In anticipation of what many may dispute about the notion of science operating with presuppositions, I will first include what Russell himself had to say about it:
“Experience has shown that it is dangerous to start from general principles and proceed deductively, both because principles may be untrue and because the reasoning based upon them may be fallacious. Science starts, not from large assumptions, but from particular facts discovered by observation or experiment.”

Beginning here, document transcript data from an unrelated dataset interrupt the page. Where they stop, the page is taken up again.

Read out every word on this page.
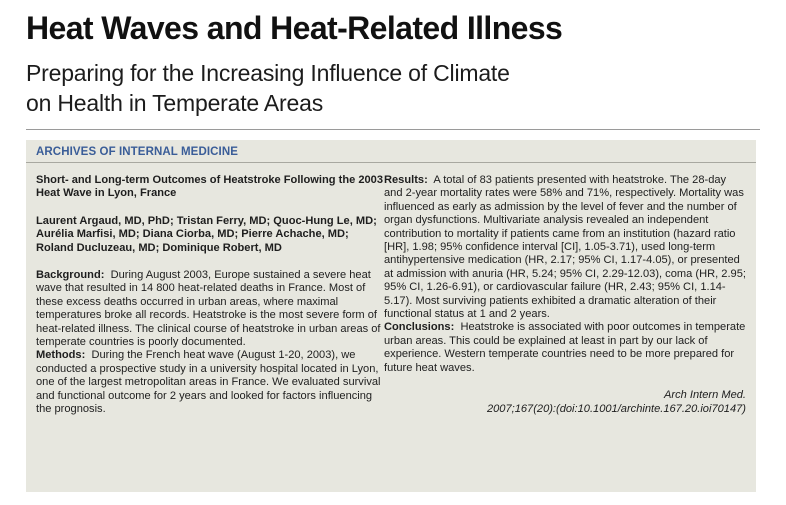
Heat Waves and Heat-Related Illness
Preparing for the Increasing Influence of Climate
on Health in Temperate Areas
ARCHIVES OF INTERNAL MEDICINE

Short- and Long-term Outcomes of Heatstroke Following the 2003 Heat Wave in Lyon, France

Laurent Argaud, MD, PhD; Tristan Ferry, MD; Quoc-Hung Le, MD; Aurélia Marfisi, MD; Diana Ciorba, MD; Pierre Achache, MD; Roland Ducluzeau, MD; Dominique Robert, MD

Background: During August 2003, Europe sustained a severe heat wave that resulted in 14 800 heat-related deaths in France. Most of these excess deaths occurred in urban areas, where maximal temperatures broke all records. Heatstroke is the most severe form of heat-related illness. The clinical course of heatstroke in urban areas of temperate countries is poorly documented.

Methods: During the French heat wave (August 1-20, 2003), we conducted a prospective study in a university hospital located in Lyon, one of the largest metropolitan areas in France. We evaluated survival and functional outcome for 2 years and looked for factors influencing the prognosis.

Results: A total of 83 patients presented with heatstroke. The 28-day and 2-year mortality rates were 58% and 71%, respectively. Mortality was influenced as early as admission by the level of fever and the number of organ dysfunctions. Multivariate analysis revealed an independent contribution to mortality if patients came from an institution (hazard ratio [HR], 1.98; 95% confidence interval [CI], 1.05-3.71), used long-term antihypertensive medication (HR, 2.17; 95% CI, 1.17-4.05), or presented at admission with anuria (HR, 5.24; 95% CI, 2.29-12.03), coma (HR, 2.95; 95% CI, 1.26-6.91), or cardiovascular failure (HR, 2.43; 95% CI, 1.14-5.17). Most surviving patients exhibited a dramatic alteration of their functional status at 1 and 2 years.

Conclusions: Heatstroke is associated with poor outcomes in temperate urban areas. This could be explained at least in part by our lack of experience. Western temperate countries need to be more prepared for future heat waves.

Arch Intern Med.
2007;167(20):(doi:10.1001/archinte.167.20.ioi70147)
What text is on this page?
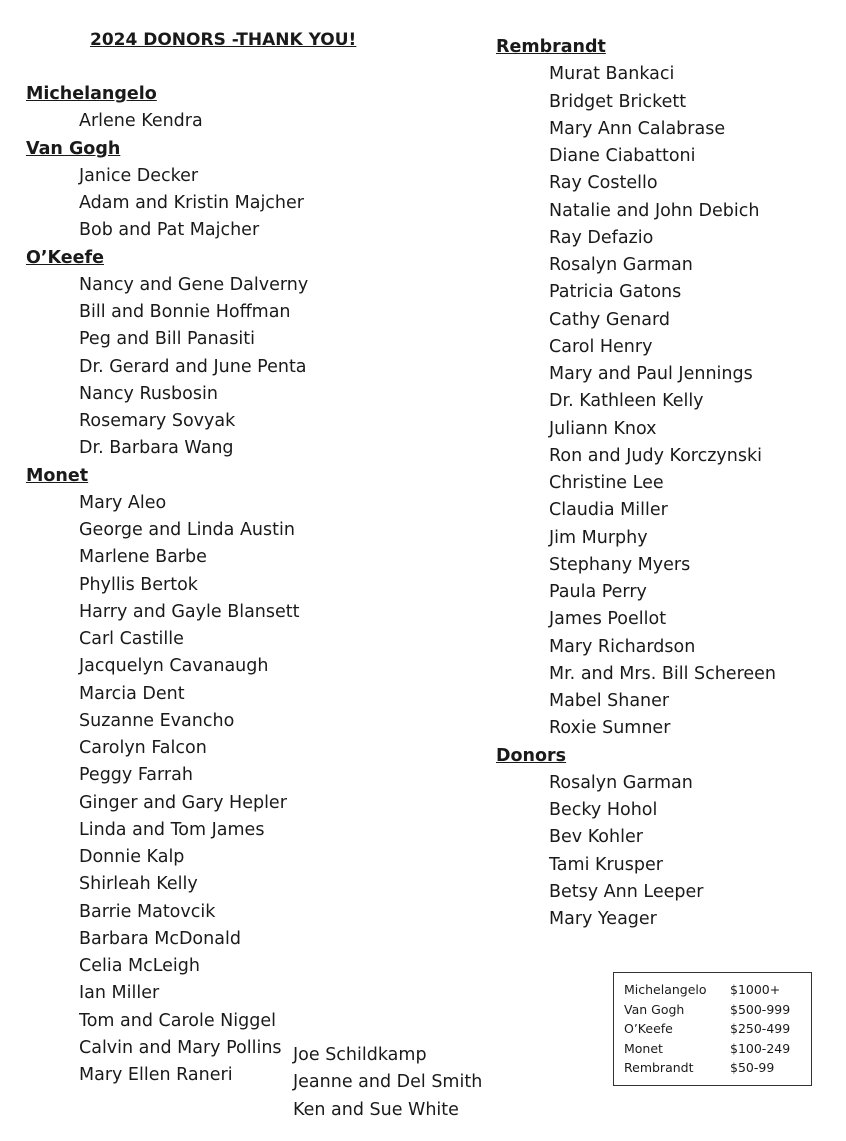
2024 DONORS -THANK YOU!
Michelangelo
Arlene Kendra
Van Gogh
Janice Decker
Adam and Kristin Majcher
Bob and Pat Majcher
O’Keefe
Nancy and Gene Dalverny
Bill and Bonnie Hoffman
Peg and Bill Panasiti
Dr. Gerard and June Penta
Nancy Rusbosin
Rosemary Sovyak
Dr. Barbara Wang
Monet
Mary Aleo
George and Linda Austin
Marlene Barbe
Phyllis Bertok
Harry and Gayle Blansett
Carl Castille
Jacquelyn Cavanaugh
Marcia Dent
Suzanne Evancho
Carolyn Falcon
Peggy Farrah
Ginger and Gary Hepler
Linda and Tom James
Donnie Kalp
Shirleah Kelly
Barrie Matovcik
Barbara McDonald
Celia McLeigh
Ian Miller
Tom and Carole Niggel
Calvin and Mary Pollins
Mary Ellen Raneri
Rembrandt
Murat Bankaci
Bridget Brickett
Mary Ann Calabrase
Diane Ciabattoni
Ray Costello
Natalie and John Debich
Ray Defazio
Rosalyn Garman
Patricia Gatons
Cathy Genard
Carol Henry
Mary and Paul Jennings
Dr. Kathleen Kelly
Juliann Knox
Ron and Judy Korczynski
Christine Lee
Claudia Miller
Jim Murphy
Stephany Myers
Paula Perry
James Poellot
Mary Richardson
Mr. and Mrs. Bill Schereen
Mabel Shaner
Roxie Sumner
Donors
Rosalyn Garman
Becky Hohol
Bev Kohler
Tami Krusper
Betsy Ann Leeper
Mary Yeager
Joe Schildkamp
Jeanne and Del Smith
Ken and Sue White
Michelangelo	$1000+
Van Gogh	$500-999
O’Keefe	$250-499
Monet	$100-249
Rembrandt	$50-99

This is obviously false. Most scientists would agree that their methods begin with the assumption that supernatural phenomena do not exist. While I think this is a fair limitation of methods, I do not think that it is a fair limitation of conclusions given that we could not possibly affirm through observation or experiment the non-existence of supernatural phenomena. It is a brute assumption that cannot be validated by Russell’s method as stated above. In fact, presuppositions govern the crucial points of science; they provide an initial scheme from which to formulate questions and hypothesis, as well as provide a framework from which to interpret evidence and make conclusions.
“A religious creed differs from a scientific theory in claiming to embody eternal and absolutely certain truth, whereas science is always tentative, expecting that modifications in its present theories will sooner or later be found necessary, and aware that its method is one which is logically incapable of arriving at complete and final demonstration…Science thus encourages the abandonment of the search for absolute truth, and the substitution of what may be called ‘technical’ truth, which belongs to any theory that can be successfully employed in inventions or in predicting the future…’Knowledge’ ceases to be a mental mirror of the universe, and becomes merely a practical tool in the manipulation of matter.”
Russell admits the limitation of science to the pragmatic, yet his conclusion that therefore objective truth does not exist does not logically follow. If science is simply a means to knowledge, and is successful in providing a portion of that knowledge, it does not mean that the remaining knowledge that is not reachable through science simply is invalid or does not exist! The notion that truth is that which ‘works’ has been demonstrated time and again to be unnecessarily narrow and observably false. Russell’s own statement, that ‘science is always tentative,’ relies upon a larger ‘set’ of truth which cannot be empirically verified but the objectivity of which is invoked in order to make the claim. So, while the judicious scientist is aware of and accepts the tentativeness of his discoveries, and rightly so, it would be incoherent to claim that it is objectively true that ‘science is always tentative.’
What Russell really does, out of his assumptions about religious philosophy and his rejection of it as epistemologically valid, is make knowledge impotent in really providing any answers to the ‘big’ questions of man. By limiting the source of knowledge to “technical truth” derived by science alone, he has, in a sense, castrated knowledge! His “technical truth” will by nature be unable to answer questions of meaning or morality (questions most likely to be of higher priority to mankind), nor will it honestly lead to a comprehensive understanding of origins and destiny.